Helen Keller was an American advocate, author, lecturer and political activist. Born in 1880, she contracted an illness when she was 19 months old that lead to her deaf and blindness. Although the illness did not last for a particularly long length of time, the doctors’ description suggest that it may have been meningitis or scarlet fever. When Helen Keller became deaf and blind, she was only able to somewhat communicate with the daughter of the family cook, Martha Washington, who was familiar with her signs. By the time she had turned seven, Helen was able to communicate over 60 signs with her family.

Anne Sullivan was the teacher that was able to break through the nearly complete lack of language, so that Helen could learn how to effectively communicate with others, despite her disabilities. She attended a series of schools for the blind and deaf, including the Perkins Institute, Wright-Humason, Horace Mann School, the Cambridge School for Young Ladies and Radcliffe College. Helen Keller was the first deaf and blind person to earn a Bachelor of Arts degree. Helen Keller was also a prolific author, was well-travelled and was very outspoken in regards to her opposition to war. She also campaigned for a number of causes including workers’ rights and women’s suffrage.

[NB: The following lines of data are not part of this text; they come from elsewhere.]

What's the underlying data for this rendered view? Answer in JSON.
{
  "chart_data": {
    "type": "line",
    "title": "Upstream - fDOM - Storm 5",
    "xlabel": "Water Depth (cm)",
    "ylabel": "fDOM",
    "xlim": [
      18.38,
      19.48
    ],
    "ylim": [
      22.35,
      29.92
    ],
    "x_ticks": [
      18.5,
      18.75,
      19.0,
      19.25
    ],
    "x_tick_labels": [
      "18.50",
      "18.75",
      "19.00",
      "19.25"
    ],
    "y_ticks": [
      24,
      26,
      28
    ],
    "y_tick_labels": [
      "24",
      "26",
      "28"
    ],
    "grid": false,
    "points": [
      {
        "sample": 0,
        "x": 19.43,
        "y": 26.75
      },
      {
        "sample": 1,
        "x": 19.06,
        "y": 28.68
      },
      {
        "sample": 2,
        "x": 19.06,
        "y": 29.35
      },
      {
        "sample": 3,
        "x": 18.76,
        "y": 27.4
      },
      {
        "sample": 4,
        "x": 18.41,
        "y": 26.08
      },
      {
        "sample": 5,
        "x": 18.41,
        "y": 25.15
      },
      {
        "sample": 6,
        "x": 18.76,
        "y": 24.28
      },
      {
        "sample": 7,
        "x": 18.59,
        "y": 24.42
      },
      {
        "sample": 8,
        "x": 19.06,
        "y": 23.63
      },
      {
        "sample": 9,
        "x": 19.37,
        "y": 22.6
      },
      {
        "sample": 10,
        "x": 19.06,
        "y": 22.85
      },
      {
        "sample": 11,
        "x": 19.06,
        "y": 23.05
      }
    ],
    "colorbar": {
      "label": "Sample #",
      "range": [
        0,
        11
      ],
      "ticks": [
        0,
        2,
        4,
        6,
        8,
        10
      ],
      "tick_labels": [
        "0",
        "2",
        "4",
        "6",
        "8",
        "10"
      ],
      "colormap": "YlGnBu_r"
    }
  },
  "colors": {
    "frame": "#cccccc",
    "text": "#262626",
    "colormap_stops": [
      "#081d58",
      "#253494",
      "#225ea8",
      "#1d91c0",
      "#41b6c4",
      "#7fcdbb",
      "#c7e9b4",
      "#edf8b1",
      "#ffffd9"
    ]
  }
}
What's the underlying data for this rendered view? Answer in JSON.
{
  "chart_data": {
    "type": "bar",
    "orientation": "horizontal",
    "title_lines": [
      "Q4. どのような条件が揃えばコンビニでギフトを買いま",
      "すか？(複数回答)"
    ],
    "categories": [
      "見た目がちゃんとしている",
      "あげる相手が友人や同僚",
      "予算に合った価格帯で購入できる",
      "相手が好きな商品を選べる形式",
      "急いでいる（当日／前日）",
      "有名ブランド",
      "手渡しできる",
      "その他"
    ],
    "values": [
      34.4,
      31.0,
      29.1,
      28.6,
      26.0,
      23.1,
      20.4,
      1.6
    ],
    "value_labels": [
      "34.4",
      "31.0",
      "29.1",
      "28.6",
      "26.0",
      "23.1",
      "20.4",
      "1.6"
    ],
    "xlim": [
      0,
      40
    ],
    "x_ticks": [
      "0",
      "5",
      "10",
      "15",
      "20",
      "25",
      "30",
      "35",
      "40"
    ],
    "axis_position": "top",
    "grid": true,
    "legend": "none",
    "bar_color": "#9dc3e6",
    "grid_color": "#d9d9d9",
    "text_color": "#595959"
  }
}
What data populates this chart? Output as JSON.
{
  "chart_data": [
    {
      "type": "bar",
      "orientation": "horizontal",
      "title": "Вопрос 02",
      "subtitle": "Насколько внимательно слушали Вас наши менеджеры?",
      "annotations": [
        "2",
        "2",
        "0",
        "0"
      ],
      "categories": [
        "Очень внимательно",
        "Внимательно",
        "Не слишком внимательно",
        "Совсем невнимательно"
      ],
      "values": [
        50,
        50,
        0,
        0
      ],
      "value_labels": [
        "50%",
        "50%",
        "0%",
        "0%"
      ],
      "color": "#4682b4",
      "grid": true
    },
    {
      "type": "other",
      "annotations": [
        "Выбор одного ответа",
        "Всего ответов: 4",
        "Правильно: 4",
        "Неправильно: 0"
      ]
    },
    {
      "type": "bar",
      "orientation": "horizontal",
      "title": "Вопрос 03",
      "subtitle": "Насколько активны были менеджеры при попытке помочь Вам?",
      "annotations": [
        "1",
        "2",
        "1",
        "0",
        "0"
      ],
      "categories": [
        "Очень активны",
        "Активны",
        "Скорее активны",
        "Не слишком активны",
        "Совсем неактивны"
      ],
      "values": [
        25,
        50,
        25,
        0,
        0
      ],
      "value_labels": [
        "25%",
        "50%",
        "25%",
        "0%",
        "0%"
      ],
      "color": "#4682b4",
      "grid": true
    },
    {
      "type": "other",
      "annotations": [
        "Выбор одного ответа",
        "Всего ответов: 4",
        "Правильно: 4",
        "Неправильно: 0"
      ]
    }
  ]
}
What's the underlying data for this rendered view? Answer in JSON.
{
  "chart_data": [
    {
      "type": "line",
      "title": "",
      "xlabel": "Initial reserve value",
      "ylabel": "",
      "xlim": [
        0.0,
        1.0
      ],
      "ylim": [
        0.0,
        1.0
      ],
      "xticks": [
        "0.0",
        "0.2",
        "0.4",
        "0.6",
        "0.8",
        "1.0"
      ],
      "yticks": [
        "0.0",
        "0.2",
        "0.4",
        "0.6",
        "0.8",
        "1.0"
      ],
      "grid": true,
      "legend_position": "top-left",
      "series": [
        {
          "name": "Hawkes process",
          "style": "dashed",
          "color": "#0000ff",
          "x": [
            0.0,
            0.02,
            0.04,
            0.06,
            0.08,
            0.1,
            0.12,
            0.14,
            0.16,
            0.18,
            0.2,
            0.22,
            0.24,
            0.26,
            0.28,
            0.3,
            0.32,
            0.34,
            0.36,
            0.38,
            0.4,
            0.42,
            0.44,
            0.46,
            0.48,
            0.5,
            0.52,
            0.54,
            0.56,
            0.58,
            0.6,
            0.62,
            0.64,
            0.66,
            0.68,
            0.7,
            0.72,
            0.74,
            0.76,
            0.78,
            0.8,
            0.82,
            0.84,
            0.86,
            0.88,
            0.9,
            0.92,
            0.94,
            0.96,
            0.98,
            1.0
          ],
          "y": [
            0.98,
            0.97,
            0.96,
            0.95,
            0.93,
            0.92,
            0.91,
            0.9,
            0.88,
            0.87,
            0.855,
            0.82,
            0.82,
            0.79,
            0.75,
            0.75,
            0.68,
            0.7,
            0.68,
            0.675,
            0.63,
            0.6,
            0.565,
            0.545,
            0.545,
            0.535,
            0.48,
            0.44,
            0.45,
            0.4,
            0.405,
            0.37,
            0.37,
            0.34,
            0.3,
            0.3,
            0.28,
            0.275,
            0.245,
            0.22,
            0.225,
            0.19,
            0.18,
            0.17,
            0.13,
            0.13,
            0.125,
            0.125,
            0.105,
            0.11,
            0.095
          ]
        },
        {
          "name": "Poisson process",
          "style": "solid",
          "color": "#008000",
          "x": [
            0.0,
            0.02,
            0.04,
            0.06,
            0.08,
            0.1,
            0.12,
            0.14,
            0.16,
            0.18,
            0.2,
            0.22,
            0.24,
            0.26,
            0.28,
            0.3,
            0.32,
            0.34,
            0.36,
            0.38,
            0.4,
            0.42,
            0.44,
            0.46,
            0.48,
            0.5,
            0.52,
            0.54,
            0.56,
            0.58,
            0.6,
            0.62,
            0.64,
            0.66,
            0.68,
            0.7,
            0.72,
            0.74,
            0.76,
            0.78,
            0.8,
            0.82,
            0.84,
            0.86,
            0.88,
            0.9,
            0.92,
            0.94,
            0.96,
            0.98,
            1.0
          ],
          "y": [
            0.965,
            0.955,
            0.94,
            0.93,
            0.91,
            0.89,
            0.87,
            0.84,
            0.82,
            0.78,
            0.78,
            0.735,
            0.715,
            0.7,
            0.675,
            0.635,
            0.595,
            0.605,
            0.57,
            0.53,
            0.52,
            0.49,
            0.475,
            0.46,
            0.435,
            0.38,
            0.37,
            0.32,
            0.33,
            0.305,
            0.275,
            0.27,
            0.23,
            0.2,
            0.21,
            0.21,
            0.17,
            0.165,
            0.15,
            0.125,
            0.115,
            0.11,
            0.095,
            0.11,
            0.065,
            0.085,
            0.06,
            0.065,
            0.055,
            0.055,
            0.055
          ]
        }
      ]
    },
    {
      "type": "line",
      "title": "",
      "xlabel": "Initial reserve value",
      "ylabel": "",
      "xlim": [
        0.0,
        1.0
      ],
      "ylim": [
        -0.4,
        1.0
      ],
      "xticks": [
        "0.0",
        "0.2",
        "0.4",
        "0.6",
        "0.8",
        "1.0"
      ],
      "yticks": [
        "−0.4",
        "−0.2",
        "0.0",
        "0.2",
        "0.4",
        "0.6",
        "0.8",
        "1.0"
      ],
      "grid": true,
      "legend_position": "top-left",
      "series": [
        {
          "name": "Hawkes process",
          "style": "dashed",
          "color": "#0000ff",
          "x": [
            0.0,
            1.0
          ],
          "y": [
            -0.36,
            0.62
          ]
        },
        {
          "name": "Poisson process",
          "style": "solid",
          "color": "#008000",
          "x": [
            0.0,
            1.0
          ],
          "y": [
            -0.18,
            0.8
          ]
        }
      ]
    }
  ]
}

Helen Keller spent the last years of her life in her home. In 1961, she suffered a series of strokes and in 1964, she was awarded with the Presidential Medal of Freedom—one of the top two United States’ civilian honors. In 1965 at the New York World’s Fair, they elected her to the National Women’s Hall of Fame. After raising funds in much of her later life for the American Foundation for the Blind, she passed away in her sleep on June 1, 1968.